Wincor Nixdorf, the world’s second-largest maker of cash dispensers based in Paderborn, threw in the towel on Monday, agreeing to a takeover by U.S. rival Diebold, worth €1.7 billion, or $1.8 billion, in a combination of cash and shares.
Faced with a weak German banking market, where branches have been closing and demand for cash machines has fallen, Wincor Nixdorf in April issued a profit warning and announced 1,100 job cuts.
Faced with widespread competition from national, regional cooperative and state-owned banks and a shift to online banking, Germany’s financial institutions have been downsizing for years. Munich-based Hypovereinsbank, a unit of Italy’s Unicredit Bank, is closing down 240 of 580 branches.
Wincor Nixdorf, Diebold and NCR have faced increasing competition from online payment methods such as PayPal and Google Wallet.

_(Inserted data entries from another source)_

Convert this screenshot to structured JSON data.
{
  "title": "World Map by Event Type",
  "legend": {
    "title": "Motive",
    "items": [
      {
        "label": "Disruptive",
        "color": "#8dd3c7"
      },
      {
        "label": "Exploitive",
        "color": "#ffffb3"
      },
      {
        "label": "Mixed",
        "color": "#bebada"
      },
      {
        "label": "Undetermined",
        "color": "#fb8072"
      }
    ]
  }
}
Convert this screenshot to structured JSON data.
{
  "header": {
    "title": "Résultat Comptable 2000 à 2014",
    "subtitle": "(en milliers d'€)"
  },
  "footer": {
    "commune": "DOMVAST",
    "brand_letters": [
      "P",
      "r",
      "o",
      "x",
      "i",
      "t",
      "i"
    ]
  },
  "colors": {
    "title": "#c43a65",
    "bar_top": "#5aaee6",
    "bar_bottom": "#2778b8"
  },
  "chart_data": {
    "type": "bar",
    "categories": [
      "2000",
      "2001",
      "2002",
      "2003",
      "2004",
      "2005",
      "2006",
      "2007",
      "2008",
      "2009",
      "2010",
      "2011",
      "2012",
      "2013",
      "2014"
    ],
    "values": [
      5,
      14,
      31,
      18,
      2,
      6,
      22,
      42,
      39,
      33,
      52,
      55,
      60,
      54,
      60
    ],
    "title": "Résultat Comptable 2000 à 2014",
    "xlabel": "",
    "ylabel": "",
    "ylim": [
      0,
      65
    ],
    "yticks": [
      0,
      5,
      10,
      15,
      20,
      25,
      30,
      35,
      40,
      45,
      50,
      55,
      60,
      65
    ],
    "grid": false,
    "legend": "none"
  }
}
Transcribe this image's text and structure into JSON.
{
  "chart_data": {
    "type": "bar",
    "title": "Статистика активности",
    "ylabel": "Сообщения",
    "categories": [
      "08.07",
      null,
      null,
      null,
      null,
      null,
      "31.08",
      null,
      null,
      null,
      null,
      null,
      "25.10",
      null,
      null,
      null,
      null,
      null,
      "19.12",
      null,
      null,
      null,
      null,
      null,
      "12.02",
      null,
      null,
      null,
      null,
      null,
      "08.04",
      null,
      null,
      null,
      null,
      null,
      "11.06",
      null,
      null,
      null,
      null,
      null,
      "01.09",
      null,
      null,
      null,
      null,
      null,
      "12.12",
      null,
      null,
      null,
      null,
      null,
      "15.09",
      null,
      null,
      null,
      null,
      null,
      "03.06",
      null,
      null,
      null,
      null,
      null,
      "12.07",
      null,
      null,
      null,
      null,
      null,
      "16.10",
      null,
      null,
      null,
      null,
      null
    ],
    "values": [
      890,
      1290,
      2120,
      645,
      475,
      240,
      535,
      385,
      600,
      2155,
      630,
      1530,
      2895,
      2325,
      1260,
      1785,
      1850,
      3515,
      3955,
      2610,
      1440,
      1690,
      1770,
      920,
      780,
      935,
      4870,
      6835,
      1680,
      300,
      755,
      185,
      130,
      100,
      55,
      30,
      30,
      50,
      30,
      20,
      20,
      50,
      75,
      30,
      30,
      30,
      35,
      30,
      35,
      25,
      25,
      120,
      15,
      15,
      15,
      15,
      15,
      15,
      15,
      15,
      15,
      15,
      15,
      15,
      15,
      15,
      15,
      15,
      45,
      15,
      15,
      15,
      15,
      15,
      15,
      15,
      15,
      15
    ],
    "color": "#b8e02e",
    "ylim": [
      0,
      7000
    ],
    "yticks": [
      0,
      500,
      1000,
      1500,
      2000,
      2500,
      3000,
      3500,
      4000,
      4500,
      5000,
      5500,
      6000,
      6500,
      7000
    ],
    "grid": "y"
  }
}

Wincor Nixdorf has also suffered from these changes. Germany is its largest market in terms of revenue, making up 23 percent of total sales in the fiscal year, which ended on Sept. 30. German revenue fell 6 percent to €555 million, while total annual sales were down 2 percent to €2.4 billion.
Shares of the German firm fell to a two-and-a-half year low in August at €33.22, making it attractive for Diebold, the world’s number three maker of ATMs and pay terminals, to make a bid and eclipse U.S. rival NCR as the world largest ATM maker by combining with Wincor.
Shares of the German firm have recovered since last month, when speculation of a takeover by Diebold surfaced. The stock was up more than 5 percent on Monday at €48.20 on the Frankfurt Stock Exchange, compared with an offer price of €54.22 euros based on Diebold’s share price and the dollar-euro exchange rate on Friday.
Wincor, Diebold and NCR have faced increasing competition from online payment methods such as PayPal and Google Wallet as consumers increasingly buy products online, ignoring cash and ATMs all together.
“The rate of change we see in our industry is unprecedented,” said Diebold’s chief executive, German national Andy Mattes, in a statement. His counterpart at Wincor Nixdorf, Eckard Heidloff, said the combination of the two firms would help “banks and retailers to cope with challenges of digitization.”
In April, Mr. Heidloff accelerated the company’s push to grow in the more profitable development of payment software and service business and reduce the company’s dependence on hardware. But Wincor Nixdorf has lagged behind its rivals NCR and Diebold, which rolled out programs to shift their business several years ago.
By buying Wincor, Diebold will acquire a piece of technology originally developed by Heinz Nixdorf, who founded Nixdorf Computer in 1952. German engineering firm Siemens bought the company in 1990 and sold it again in 1999 to private equity firms Kohlberg Kravis Roberts and Goldman Sachs Capital Partners. Wincor Nixdorf listed on the Frankfurt Stock Exchange in 2004 and has been a member of the German mid-cap MDAX index.